Designing Data-Intensive Applications [Book Highlights]

[Part I : Chapter III] Storage and Retrieval

Transaction Processing or Analytics?

As databases expanded into areas that didn’t involve money changing hands, the term transaction nevertheless stuck.
OLTP - Even though databases are used for many different kinds of data, the access pattern remained similar to processing business transactions. allowing clients to make low-latency reads and writes. Because these applications are interactive, the access pattern became known as online transaction processing (OLTP).
OLAP - Databases also started being increasingly used for data analytics, Usually an analytic query needs to scan over a huge number of records, only reading a few columns per record, and calculates aggregate statistics. These type of business analysis queries, that powers reports that help the management of a company make better decisions are called online analytic processing (OLAP).

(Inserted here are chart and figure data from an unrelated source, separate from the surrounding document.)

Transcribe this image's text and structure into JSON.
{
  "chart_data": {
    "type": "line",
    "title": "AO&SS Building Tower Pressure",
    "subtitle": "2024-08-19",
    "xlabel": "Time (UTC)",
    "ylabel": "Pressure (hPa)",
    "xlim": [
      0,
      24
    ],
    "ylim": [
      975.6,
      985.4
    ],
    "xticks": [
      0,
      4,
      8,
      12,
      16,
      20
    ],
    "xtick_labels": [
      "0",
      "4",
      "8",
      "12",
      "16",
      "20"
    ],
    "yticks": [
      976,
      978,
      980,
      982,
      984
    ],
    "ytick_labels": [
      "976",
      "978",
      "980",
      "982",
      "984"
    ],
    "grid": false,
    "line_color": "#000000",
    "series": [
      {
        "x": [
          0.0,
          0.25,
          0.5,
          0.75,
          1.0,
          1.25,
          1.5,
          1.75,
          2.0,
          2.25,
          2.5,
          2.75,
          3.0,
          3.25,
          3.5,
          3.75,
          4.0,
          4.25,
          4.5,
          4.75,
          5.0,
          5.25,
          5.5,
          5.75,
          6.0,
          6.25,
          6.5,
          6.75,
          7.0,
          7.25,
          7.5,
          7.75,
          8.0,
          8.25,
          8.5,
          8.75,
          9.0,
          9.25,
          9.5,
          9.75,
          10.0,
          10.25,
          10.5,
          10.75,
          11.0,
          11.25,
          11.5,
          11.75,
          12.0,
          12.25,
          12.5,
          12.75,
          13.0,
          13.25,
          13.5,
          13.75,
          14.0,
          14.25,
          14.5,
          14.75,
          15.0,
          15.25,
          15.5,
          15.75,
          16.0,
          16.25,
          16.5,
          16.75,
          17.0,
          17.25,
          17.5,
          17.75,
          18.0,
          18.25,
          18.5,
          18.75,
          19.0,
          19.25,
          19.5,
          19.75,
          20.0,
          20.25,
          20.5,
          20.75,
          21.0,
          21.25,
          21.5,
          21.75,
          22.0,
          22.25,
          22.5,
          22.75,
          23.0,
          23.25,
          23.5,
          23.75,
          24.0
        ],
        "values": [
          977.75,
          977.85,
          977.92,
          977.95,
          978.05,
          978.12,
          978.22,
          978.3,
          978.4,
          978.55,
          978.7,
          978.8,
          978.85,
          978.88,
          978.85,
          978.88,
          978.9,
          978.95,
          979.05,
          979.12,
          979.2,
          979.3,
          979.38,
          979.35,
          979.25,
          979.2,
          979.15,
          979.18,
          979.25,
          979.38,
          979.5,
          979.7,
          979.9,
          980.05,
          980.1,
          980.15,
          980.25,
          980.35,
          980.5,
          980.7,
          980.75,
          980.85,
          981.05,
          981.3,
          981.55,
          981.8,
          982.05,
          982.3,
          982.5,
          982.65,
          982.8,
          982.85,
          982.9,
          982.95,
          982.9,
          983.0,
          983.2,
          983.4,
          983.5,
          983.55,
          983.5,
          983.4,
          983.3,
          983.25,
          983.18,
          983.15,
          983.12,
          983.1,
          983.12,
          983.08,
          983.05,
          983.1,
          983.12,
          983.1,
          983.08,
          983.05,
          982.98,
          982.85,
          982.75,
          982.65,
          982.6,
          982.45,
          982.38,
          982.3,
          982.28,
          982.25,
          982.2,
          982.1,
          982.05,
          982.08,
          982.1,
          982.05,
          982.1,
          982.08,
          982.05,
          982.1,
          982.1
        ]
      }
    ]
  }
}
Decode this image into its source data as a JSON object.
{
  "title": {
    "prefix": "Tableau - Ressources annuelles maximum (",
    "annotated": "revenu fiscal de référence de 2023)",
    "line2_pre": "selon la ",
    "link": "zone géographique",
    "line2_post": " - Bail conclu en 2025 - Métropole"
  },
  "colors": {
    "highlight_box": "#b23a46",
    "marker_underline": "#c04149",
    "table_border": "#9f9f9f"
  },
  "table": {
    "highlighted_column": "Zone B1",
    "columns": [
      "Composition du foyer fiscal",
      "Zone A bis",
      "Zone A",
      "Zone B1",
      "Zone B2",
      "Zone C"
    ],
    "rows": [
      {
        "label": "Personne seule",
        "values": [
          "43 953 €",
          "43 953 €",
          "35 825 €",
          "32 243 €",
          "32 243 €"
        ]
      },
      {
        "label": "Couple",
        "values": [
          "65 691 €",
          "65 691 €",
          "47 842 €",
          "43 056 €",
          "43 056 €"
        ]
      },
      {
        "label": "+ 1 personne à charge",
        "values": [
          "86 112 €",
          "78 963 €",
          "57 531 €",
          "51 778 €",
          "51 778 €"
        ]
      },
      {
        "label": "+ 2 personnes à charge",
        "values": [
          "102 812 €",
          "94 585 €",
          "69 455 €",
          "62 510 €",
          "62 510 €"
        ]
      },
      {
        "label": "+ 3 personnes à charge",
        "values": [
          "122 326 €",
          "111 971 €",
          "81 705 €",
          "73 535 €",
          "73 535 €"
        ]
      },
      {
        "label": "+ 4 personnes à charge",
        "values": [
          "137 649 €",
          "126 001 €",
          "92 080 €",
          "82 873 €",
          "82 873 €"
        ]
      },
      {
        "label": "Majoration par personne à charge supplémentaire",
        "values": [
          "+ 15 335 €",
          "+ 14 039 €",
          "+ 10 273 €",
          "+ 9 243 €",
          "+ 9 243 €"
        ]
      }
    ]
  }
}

Nevertheless, in the late 1980s and early 1990s, there was a trend for companies to stop using their OLTP systems for analytics purposes, and to run the analytics on a separate database instead. This separate database was called a data warehouse.

Data Warehousing

OLTP systems are highly available and process transactions with low latency
So business analysis queries are often expensive, scanning large parts of the dataset, which can harm the performance of concurrently executing transactions
Data is extracted from OLTP databases (periodic dump or a continuous streams), transformed into an analysis-friendly schema, cleaned up, and then loaded into the data warehouse. This process of loading data is known as Extract–Transform–Load (ETL)

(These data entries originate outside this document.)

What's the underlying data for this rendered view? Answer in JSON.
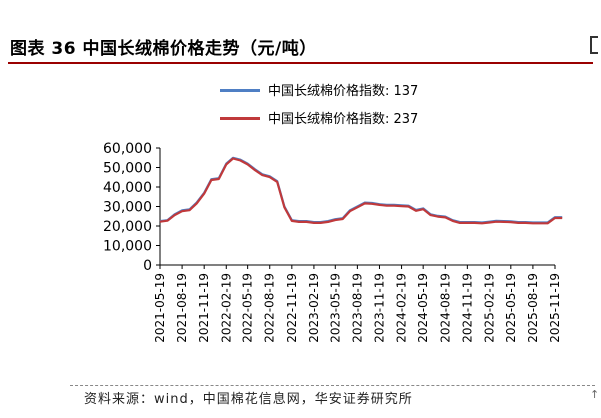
{
  "figure": {
    "title": "图表 36 中国长绒棉价格走势（元/吨）",
    "source": "资料来源：wind，中国棉花信息网，华安证券研究所",
    "edge_glyph": "↑"
  },
  "chart_data": {
    "type": "line",
    "title": "",
    "xlabel": "",
    "ylabel": "",
    "ylim": [
      0,
      60000
    ],
    "yticks": [
      0,
      10000,
      20000,
      30000,
      40000,
      50000,
      60000
    ],
    "ytick_labels": [
      "0",
      "10,000",
      "20,000",
      "30,000",
      "40,000",
      "50,000",
      "60,000"
    ],
    "xticks": [
      "2021-05-19",
      "2021-08-19",
      "2021-11-19",
      "2022-02-19",
      "2022-05-19",
      "2022-08-19",
      "2022-11-19",
      "2023-02-19",
      "2023-05-19",
      "2023-08-19",
      "2023-11-19",
      "2024-02-19",
      "2024-05-19",
      "2024-08-19",
      "2024-11-19",
      "2025-02-19",
      "2025-05-19",
      "2025-08-19",
      "2025-11-19"
    ],
    "grid": false,
    "legend_position": "top",
    "x": [
      "2021-05-19",
      "2021-06-19",
      "2021-07-19",
      "2021-08-19",
      "2021-09-19",
      "2021-10-19",
      "2021-11-19",
      "2021-12-19",
      "2022-01-19",
      "2022-02-19",
      "2022-03-19",
      "2022-04-19",
      "2022-05-19",
      "2022-06-19",
      "2022-07-19",
      "2022-08-19",
      "2022-09-19",
      "2022-10-19",
      "2022-11-19",
      "2022-12-19",
      "2023-01-19",
      "2023-02-19",
      "2023-03-19",
      "2023-04-19",
      "2023-05-19",
      "2023-06-19",
      "2023-07-19",
      "2023-08-19",
      "2023-09-19",
      "2023-10-19",
      "2023-11-19",
      "2023-12-19",
      "2024-01-19",
      "2024-02-19",
      "2024-03-19",
      "2024-04-19",
      "2024-05-19",
      "2024-06-19",
      "2024-07-19",
      "2024-08-19",
      "2024-09-19",
      "2024-10-19",
      "2024-11-19",
      "2024-12-19",
      "2025-01-19",
      "2025-02-19",
      "2025-03-19",
      "2025-04-19",
      "2025-05-19",
      "2025-06-19",
      "2025-07-19",
      "2025-08-19",
      "2025-09-19",
      "2025-10-19",
      "2025-11-19",
      "2025-12-19"
    ],
    "series": [
      {
        "name": "中国长绒棉价格指数: 137",
        "color": "#4f7fc4",
        "values": [
          22500,
          23000,
          26000,
          28000,
          28500,
          32000,
          37000,
          44000,
          44500,
          52000,
          55000,
          54000,
          52000,
          49000,
          46500,
          45500,
          43000,
          30000,
          23000,
          22500,
          22500,
          22000,
          22000,
          22500,
          23500,
          24000,
          28000,
          30000,
          32000,
          31800,
          31200,
          30800,
          30800,
          30600,
          30400,
          28200,
          29000,
          26000,
          25200,
          24800,
          23000,
          22000,
          22000,
          22000,
          21800,
          22200,
          22600,
          22500,
          22400,
          22000,
          22000,
          21800,
          21800,
          21800,
          24500,
          24500
        ]
      },
      {
        "name": "中国长绒棉价格指数: 237",
        "color": "#c0393b",
        "values": [
          22200,
          22700,
          25600,
          27600,
          28100,
          31600,
          36600,
          43600,
          44100,
          51600,
          54600,
          53600,
          51600,
          48600,
          46100,
          45100,
          42600,
          29600,
          22600,
          22100,
          22100,
          21600,
          21600,
          22100,
          23100,
          23600,
          27600,
          29600,
          31600,
          31400,
          30800,
          30400,
          30400,
          30200,
          30000,
          27800,
          28600,
          25600,
          24800,
          24400,
          22600,
          21600,
          21600,
          21600,
          21400,
          21800,
          22200,
          22100,
          22000,
          21600,
          21600,
          21400,
          21400,
          21400,
          24100,
          24100
        ]
      }
    ]
  }
}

indexing algorithms discussed in the first half of this chapter work well for OLTP, but are not very good at answering analytic queries.
The data model of a data warehouse is most commonly relational, because SQL is generally a good fit for analytic queries

Stars and Snowflakes: Schemas for Analytics

So basically, for analytics tables the schema is created such that there is one large table may be called as transactions/events (usually referred as facts table). And that main table then will naturally have references to other smaller tables like, products, users, categories, etc (usually referred as dimensions table). So if we try to draw this schema out we see a star shape pattern with the main table at the centre and other tables as hands of stars with links from main table. This pattern is commonly known as a star schema (also known as dimensional modeling)

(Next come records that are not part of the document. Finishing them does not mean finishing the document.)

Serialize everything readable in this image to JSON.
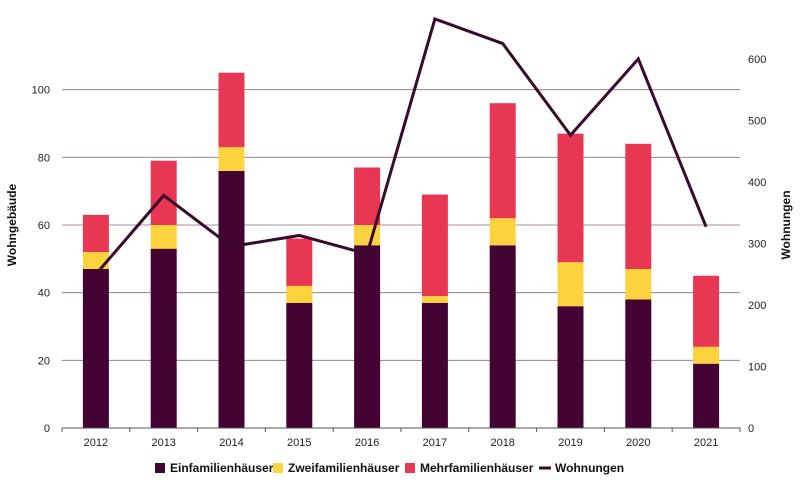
{
  "chart_data": {
    "type": "bar",
    "stacked": true,
    "categories": [
      "2012",
      "2013",
      "2014",
      "2015",
      "2016",
      "2017",
      "2018",
      "2019",
      "2020",
      "2021"
    ],
    "series": [
      {
        "name": "Einfamilienhäuser",
        "axis": "left",
        "color": "#430433",
        "values": [
          47,
          53,
          76,
          37,
          54,
          37,
          54,
          36,
          38,
          19
        ]
      },
      {
        "name": "Zweifamilienhäuser",
        "axis": "left",
        "color": "#fcd33f",
        "values": [
          5,
          7,
          7,
          5,
          6,
          2,
          8,
          13,
          9,
          5
        ]
      },
      {
        "name": "Mehrfamilienhäuser",
        "axis": "left",
        "color": "#e83752",
        "values": [
          11,
          19,
          22,
          14,
          17,
          30,
          34,
          38,
          37,
          21
        ]
      },
      {
        "name": "Wohnungen",
        "axis": "right",
        "type": "line",
        "color": "#3a0a2d",
        "values": [
          250,
          378,
          295,
          313,
          283,
          665,
          625,
          476,
          600,
          327
        ]
      }
    ],
    "ylabel": "Wohngebäude",
    "y2label": "Wohnungen",
    "ylim": [
      0,
      120
    ],
    "y2lim": [
      0,
      660
    ],
    "yticks": [
      0,
      20,
      40,
      60,
      80,
      100
    ],
    "y2ticks": [
      0,
      100,
      200,
      300,
      400,
      500,
      600
    ],
    "grid": true,
    "legend": "bottom"
  }
}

Example of a star schema for use in a data warehouse

The name “star schema” comes from the fact that when the table relationships are visualized, the fact table is in the middle, surrounded by its dimension tables; the connections to these tables are like the rays of a star.
A variation of this template is known as the snowflake schema, where dimensions are further broken down into subdimensions.

Column-Oriented Storage

Dimension tables are usually much smaller (millions of rows), so in this section we will concentrate primarily on storage of facts.
don’t store all the values from one row together, but store all the values from each column together instead. If each column is stored in a separate file, a query only needs to read and parse those columns that are used in that query.
The column-oriented storage layout relies on each column file containing the rows in the same order.

Column Compression

Column-oriented storage often lends itself very well to compression
One Compression technique that is particularly effective in data warehouses is bitmap encoding
Often, the number of distinct values in a column is small compared to the number of rows

Example 1

WHERE product_sk IN (30, 68, 69):
   Load the three bitmaps for product_sk = 30, product_sk = 68, and product_sk = 69, 
   and calculate the bitwise OR of the three bitmaps, which can be done very efficiently

Example 2

WHERE product_sk = 31 AND store_sk = 3:
   Load the bitmaps for product_sk = 31 and store_sk = 3, and calculate the bitwise 
   AND. This works because the columns contain the rows in the same order, so the kth 
   bit in one column’s bitmap corresponds to the same row as the kth bit in another 
   column’s bitmap.

-Cassandra and HBase have a concept of column families, which they inherited from Bigtable [9]. However, it is very misleading to call them column-oriented: within each column family, they store all columns from a row together, along with a row key, and they do not use column compression. Thus, the Bigtable model is still mostly row-oriented

Day 30/100